She's OK.




By the middle syllable I knew something was very, very wrong. I grabbed my bag and tried to work my way out of the conference ballroom as unnoticed as possible.

“Car accident…everyone OK…”

I drove with single-minded focus south down MoPac and swung onto North Lamar.

“At least everyone was OK…she’s OK, she called me”

I approached the spot and the car looked OK from the right, and then I parked and saw the above.

The fear that had been gnawing at the periphery of my awareness came into full focus.

“The other car was in the boundaries of this car…”

It was incongruous, seeing the thirsty, distracted girl whole and shaken and seeing the bent metal before me. I traced my finger along the shattered glass in the door to feel something real of the trauma.

She had been in an accident, a wreck that hit her square in the door - the weakest part.

Having lived things I can say now, coherently, that Saturday Lauren was involved in an accident on South Lamar. She’s got shoulder and neck pain and had a scratch on her left leg. She’s recovering. It seems so strange to me that she is walking, talking, safe in the other room as I type this, and, right now, I can see a grisly mangled box on wheels.

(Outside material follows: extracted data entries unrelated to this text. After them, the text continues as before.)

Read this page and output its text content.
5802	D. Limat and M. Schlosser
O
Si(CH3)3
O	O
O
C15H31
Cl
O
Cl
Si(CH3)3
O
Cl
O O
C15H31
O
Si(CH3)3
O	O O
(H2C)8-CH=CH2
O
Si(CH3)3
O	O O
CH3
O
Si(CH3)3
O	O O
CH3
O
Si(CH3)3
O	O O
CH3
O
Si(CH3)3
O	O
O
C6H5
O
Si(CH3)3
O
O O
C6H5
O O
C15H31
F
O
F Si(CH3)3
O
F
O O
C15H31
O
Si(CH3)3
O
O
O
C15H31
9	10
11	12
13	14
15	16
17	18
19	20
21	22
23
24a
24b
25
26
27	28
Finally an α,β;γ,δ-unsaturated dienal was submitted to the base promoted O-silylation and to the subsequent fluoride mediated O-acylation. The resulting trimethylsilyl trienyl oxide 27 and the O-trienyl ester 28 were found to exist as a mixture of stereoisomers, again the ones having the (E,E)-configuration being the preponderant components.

But she’s safe right now, but she’s safe right now, I repeat.

Today the insurance company called and told us that the car will now go the way of the Charon. Said the adjustor: “They always walk away from Honda’s…she’s really very lucky”.

Farewell, Honda Accord, you have seen the heights of Tahoe, the lows of Pete’s Path and the ways of MoPac. You have picked me up, taken me to school, been to HEB, and ferried us throughout the South Bay. You loved San Francisco and baths at the apartment care care center.